By Geoffrey W.

When I started my GSA club, our dreams of liberation consisted of being able to go to school free from violence, bullying or harassment, perhaps make some similar friends, and just have one safe space to grapple with our identities.  I don’t think any of us had an idea the movement would grow to be as big–or as socially impactful–as it has, or that it would unleash the power of queer and trans youth.

My GSA club had just become the 40th to join the GSA Network a year after the organization got started in 1998. As I traveled with my fellow Youth Council members from the San Francisco Bay Area down to Fresno and Los Angeles to host youth-led trainings, I met dozens of young people. Some had already started clubs and some had come to learn how to do GSA organizing for the first time.

The concept of GSAs grew really fast in the early years, and so did the network, and it wasn’t long before we started hearing that other GSA clubs around the United States were getting shut down or stopped before they could even form. These were youth outside of California that we’d never met and it started to feel like we were part of something bigger, something new that carried a lot more potential than we had originally envisioned. A movement was brewing in school houses and neighborhoods across the country as the term ‘GSA’ gained widespread recognition.

Up until that moment, there had never been an LGBTQ+ youth-led student movement–certainly not at the high school level–in which students were fighting for their right to form clubs and express themselves freely.

Expanding Our Vision

The realm of possibility of what liberation and justice can be for LGBTQ+ youth grew exponentially as we achieved legislative victories that protected us in schools. As mainstream acceptance for LGBTQ youth grew, shows like GLEE talked openly about anti-LGBT bullying and GSA clubs.  Young people saw the hard-fought battle for legal recognition of same-sex marriage and how it was won and became increasingly connected through social media. They now had the ability to dream bigger, bolder and brighter.

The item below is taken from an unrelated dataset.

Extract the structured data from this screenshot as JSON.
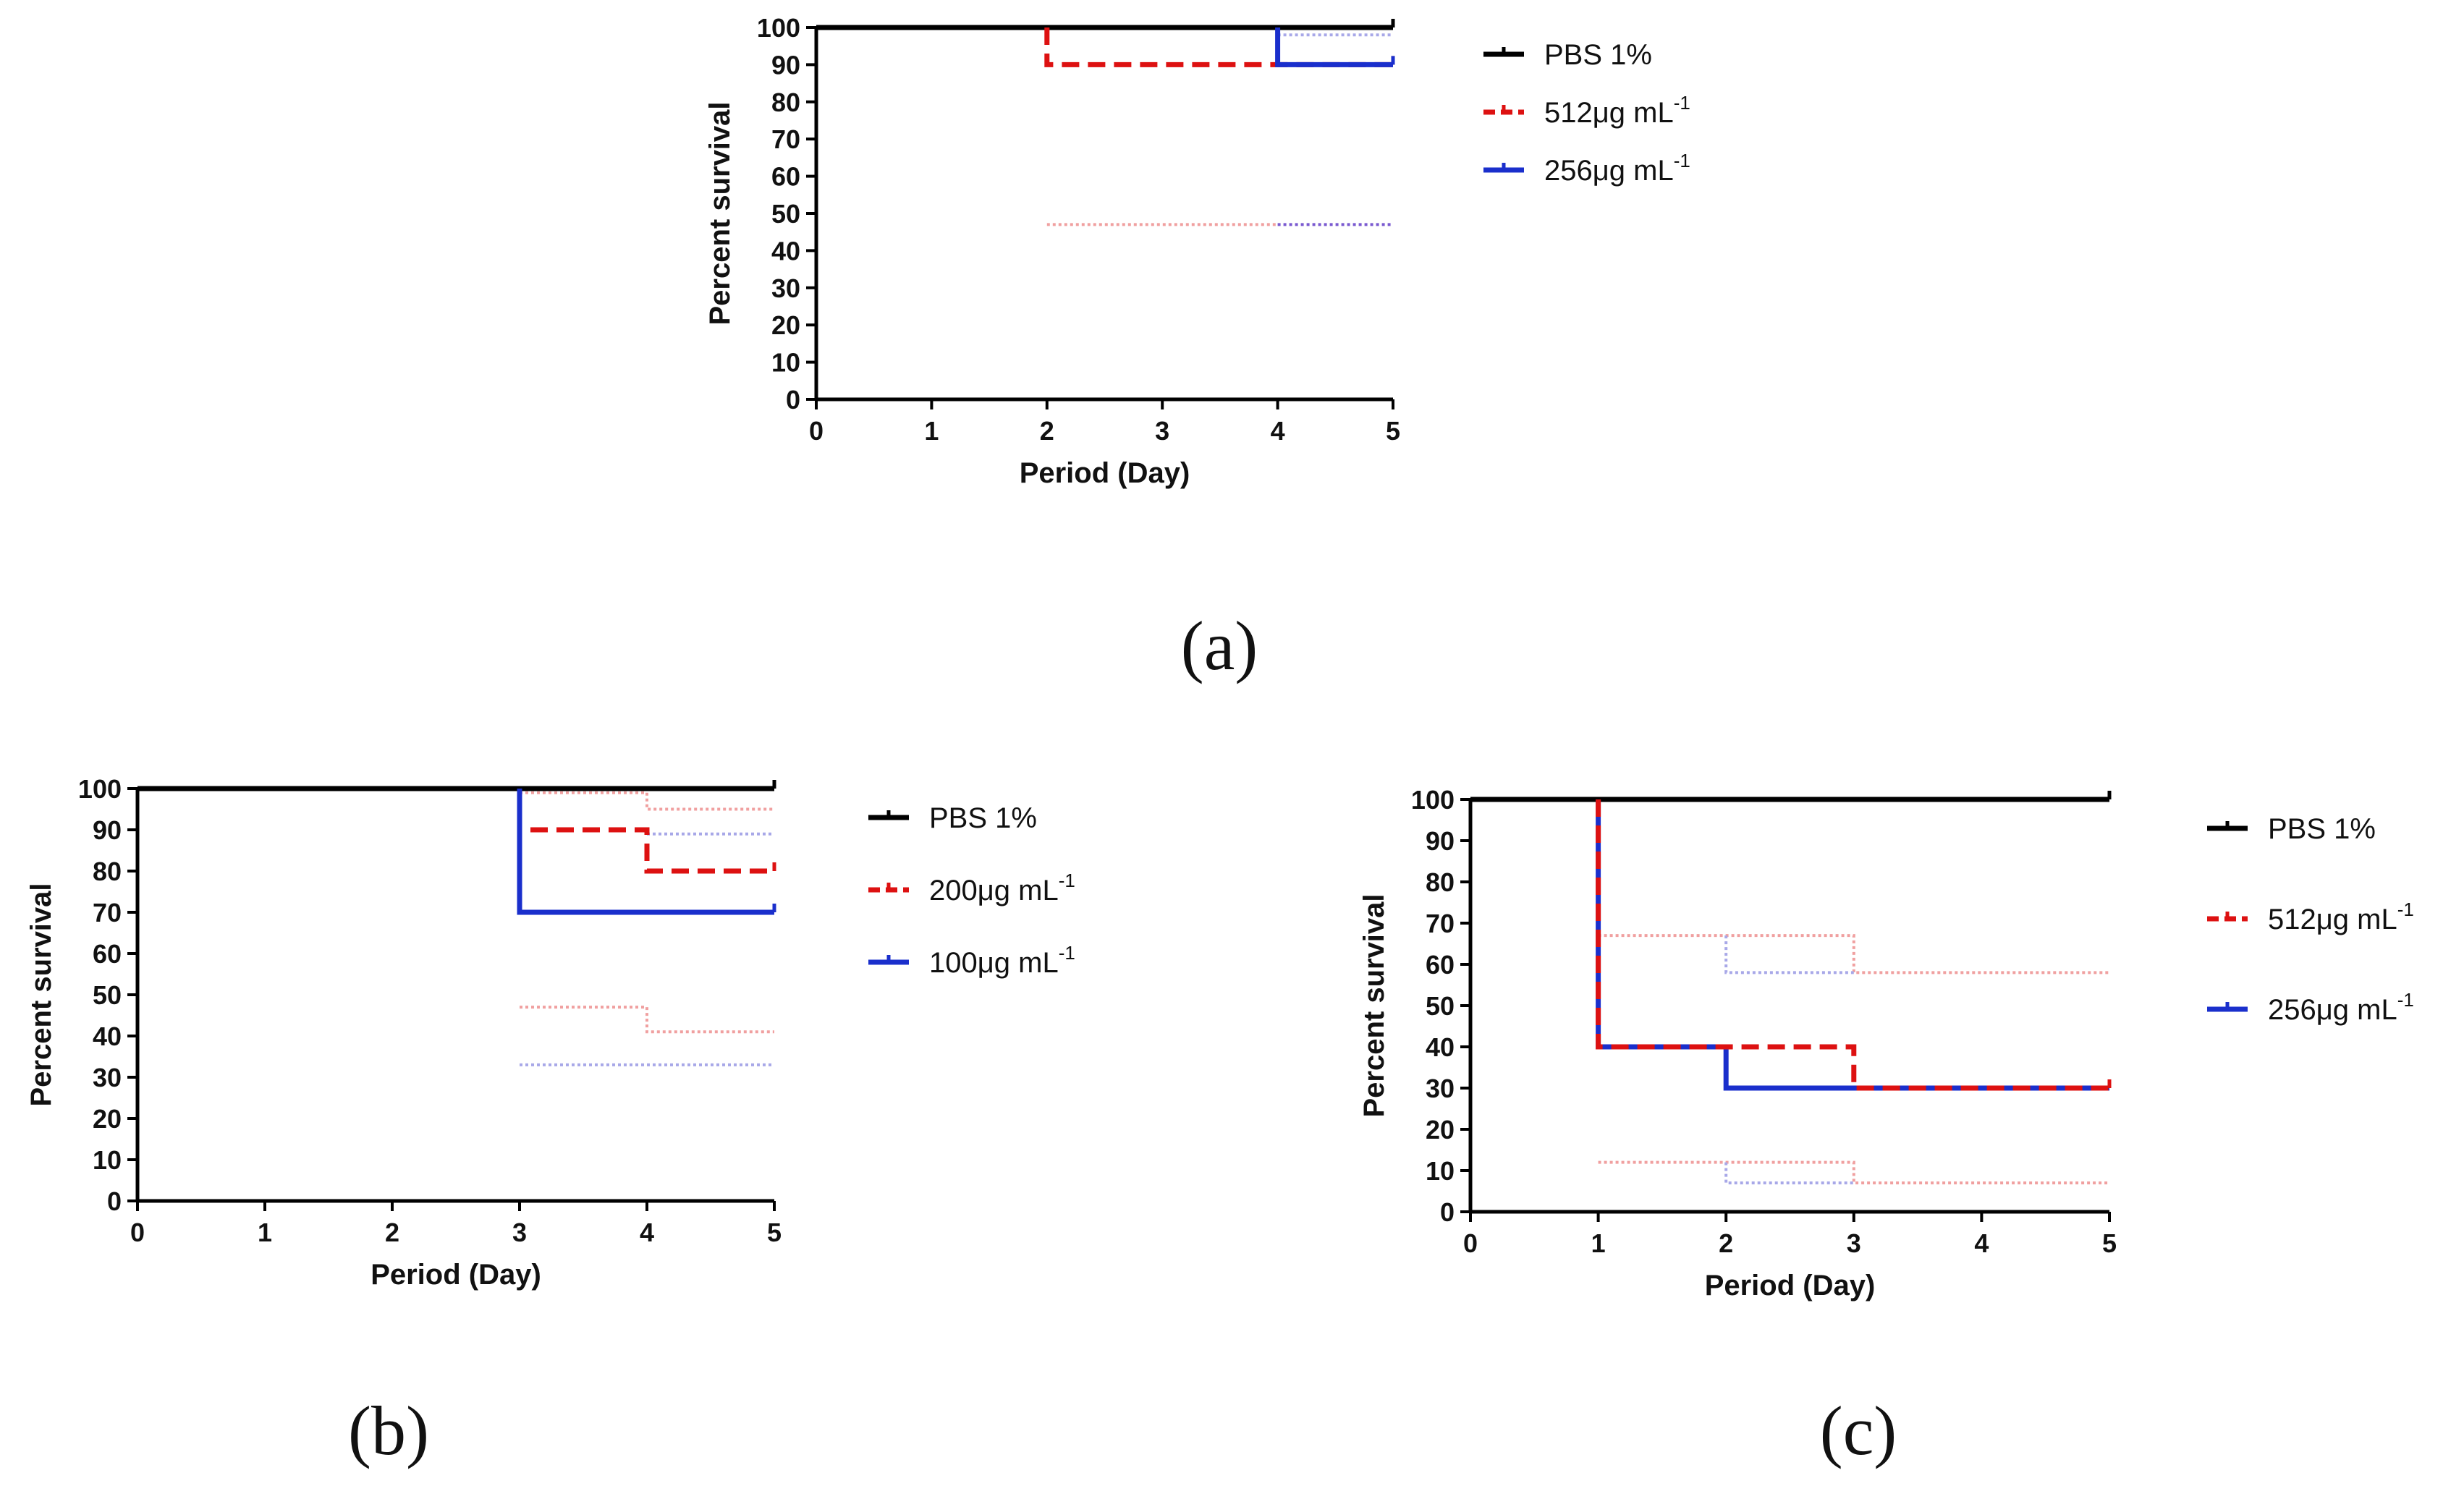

The dreams of LGBTQ+ youth today are bigger than ours could ever be because their world is bigger.  And while our dreams as LGBTQ+ youth a generation ago, may have been expansive at the time as we sought to transform public schools, our vision for liberation was also limited by the walls of the “safe spaces” we were granted. The trans and queer youth leaders of today dream of more, demand more and have visions of liberation that stretch all the way across the horizon.